На ряду с разработкой проблемы факторов эволюции в СССР значительное развитие получило изучение явлений онтогенеза и филогенетической проблематики. Основная заслуга в этом направлении принадлежит А. Н. Северцову (1866—1936), — основоположнику общей и частной филогенетики. Рядом с ним и его многочисленными учениками следует назвать И. И. Шмальгаузена, который впервые сделал во многом удачную попытку синтеза данных современной генетики, механики развития и дарвинизма, оказав этим выдающуюся услугу разработке теории и системы дарвинизма.
Крупные работы и сводки А. Н. Северцова и ряда других авторов (в том числе ряд работ Б. М. Козо-Полянского, В. Л. Комарова, Д. Н. Кашкарова и др. исследователей) сыграли большую роль, так как повлекли за собою значительное число более частных исследований в области проблемы факторов эволюции и общей и частной филогенетики.
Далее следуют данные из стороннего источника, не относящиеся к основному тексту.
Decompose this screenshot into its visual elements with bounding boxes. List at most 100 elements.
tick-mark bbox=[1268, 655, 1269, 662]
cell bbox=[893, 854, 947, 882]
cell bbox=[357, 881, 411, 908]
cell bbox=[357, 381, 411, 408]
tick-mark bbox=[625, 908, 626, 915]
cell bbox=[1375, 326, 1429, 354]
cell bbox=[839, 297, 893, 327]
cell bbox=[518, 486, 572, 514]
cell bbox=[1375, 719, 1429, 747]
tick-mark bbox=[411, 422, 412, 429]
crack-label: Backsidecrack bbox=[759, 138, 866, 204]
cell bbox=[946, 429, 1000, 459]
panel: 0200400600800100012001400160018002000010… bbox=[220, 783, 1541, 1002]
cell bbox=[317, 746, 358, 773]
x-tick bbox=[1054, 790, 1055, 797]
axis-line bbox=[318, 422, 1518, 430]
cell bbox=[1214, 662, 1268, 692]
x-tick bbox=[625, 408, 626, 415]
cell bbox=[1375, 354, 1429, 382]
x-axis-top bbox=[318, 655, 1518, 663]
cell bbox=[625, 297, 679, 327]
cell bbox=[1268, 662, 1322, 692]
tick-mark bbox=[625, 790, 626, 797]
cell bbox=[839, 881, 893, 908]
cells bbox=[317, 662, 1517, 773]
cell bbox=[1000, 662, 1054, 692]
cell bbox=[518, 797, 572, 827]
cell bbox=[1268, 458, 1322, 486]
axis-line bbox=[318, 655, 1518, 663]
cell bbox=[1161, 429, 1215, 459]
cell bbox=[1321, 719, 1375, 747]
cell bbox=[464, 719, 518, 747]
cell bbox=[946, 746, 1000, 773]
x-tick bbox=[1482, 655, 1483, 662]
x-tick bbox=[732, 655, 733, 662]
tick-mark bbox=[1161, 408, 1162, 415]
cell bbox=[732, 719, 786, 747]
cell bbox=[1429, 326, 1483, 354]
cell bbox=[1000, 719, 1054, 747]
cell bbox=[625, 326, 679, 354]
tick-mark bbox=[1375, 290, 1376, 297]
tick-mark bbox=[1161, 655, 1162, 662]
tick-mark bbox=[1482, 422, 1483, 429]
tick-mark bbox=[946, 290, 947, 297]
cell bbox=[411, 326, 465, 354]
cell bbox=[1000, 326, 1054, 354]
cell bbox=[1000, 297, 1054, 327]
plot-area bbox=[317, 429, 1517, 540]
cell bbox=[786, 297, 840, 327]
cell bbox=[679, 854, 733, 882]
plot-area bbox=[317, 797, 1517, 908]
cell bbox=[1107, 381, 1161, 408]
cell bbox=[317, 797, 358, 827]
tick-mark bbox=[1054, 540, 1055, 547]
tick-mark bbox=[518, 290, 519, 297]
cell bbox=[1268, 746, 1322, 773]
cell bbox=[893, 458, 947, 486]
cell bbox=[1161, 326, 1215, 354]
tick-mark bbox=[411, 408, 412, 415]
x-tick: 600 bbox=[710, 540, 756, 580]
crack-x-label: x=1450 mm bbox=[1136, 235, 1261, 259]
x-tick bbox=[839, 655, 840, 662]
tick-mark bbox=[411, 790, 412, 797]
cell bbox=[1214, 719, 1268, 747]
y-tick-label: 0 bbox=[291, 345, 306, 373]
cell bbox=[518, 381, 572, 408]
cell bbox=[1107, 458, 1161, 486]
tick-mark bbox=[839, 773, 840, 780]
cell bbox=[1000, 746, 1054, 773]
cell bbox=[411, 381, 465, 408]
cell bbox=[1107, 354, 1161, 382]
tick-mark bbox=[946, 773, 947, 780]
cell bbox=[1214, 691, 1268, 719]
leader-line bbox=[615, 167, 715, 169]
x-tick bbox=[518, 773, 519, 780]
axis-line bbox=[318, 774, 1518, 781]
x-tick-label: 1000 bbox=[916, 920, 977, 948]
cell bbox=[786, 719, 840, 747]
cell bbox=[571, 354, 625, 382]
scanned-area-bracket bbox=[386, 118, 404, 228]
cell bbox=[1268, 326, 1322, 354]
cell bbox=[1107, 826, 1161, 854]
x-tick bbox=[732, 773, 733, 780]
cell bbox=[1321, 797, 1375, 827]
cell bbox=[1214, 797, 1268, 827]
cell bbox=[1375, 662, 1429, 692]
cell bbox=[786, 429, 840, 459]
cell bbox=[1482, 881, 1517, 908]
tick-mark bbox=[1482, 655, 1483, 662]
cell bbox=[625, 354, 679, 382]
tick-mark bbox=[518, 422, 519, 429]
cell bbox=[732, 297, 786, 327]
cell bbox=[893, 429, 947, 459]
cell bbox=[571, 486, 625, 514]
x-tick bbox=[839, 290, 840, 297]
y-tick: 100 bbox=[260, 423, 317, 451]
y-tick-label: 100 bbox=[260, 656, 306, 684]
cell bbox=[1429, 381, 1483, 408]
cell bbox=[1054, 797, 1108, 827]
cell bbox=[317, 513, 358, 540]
Развитие теории дарвинизма явилось одной из посылок к введению в систему среднего и высшего образования специального курса, дарвинизма (с 1937 года), разработки соответствующей программы, а, следовательно, и выработки системы дарвинизма, как самостоятельной дисциплины и науки. Однако, нельзя забывать того факта, что эти успехи оказались тесно связанными с практикой социалистической культуры. Дарвинизм занял подобающее ему место не только как орудие борьбы за материалистическое мировоззрение, но и как теоретическая основа советского сельского хозяйства. Возникла оживленная борьба за дарвинистские установки в области животноводства и растениеводства. Работы Дарвина, и в особенности его книга «Изменение животных и растений в состоянии одомашнения» привлекли к себе большое внимание советских ученых животноводов и растениеводов. К Дарвину они пришла в значительной мере под влиянием идей К. А. Тимирязева и И. В. Мичурина, и эти три имени стали знаменем передовых специалистов в области сельского хозяйства. Практика последнего, в условиях социалистической культуры, привела к пересмотру взглядов в области проблем изменчивости и наследственности. В этом направлении очень большую роль сыграли многочисленные выступления и работы Т. Д. Лысенко. Было издано полное собрание работ И. В. Мичурина, и ряд вопросов, поднятых в свое время Дарвином, Тимирязевым и Мичуриным, снова стал обсуждаться в многочисленных журналах.
Большой интерес представляют также теоретические работы, связанные с проблемами разведения и происхождения домашних животных. Среди ряда исследователей этих вопросов должны быть указаны имена А. А. Браунера, Д. А. Кисловского, С. Н. Боголюбского. Если Кисловский разрабатывает преимущественно теорию разведения с.-х. животных, и притом на почве марксистско-ленинского учения о развитии, то Браунер и Боголюбский отдали много сил изучению проблемы происхождения домашних животных. Однако и для этих ученых, а вместе с ними для многих других наиболее характерна разработка проблемы управления эволюционным процессом (М. Ф. Иванов, Д. А. Кисловский, 1937, С. Н. Боголюбский, 1940).
Работы этих и многих других ученых пронизаны духом Дарвина, однако, Дарвина, поднятого на новую ступень, соответствующую советской социалистической культуре.
Если бы мы захотели, таким образом, определить характернейшую черту советского дарвинизма, поднятого социалистической культурой на новую ступень развития, то мы должны были бы признать, что его основная задача хорошо выражается словами Карла Маркса: «Философы лишь различным образом объясняли мир, но дело заключается в том, чтобы изменить его».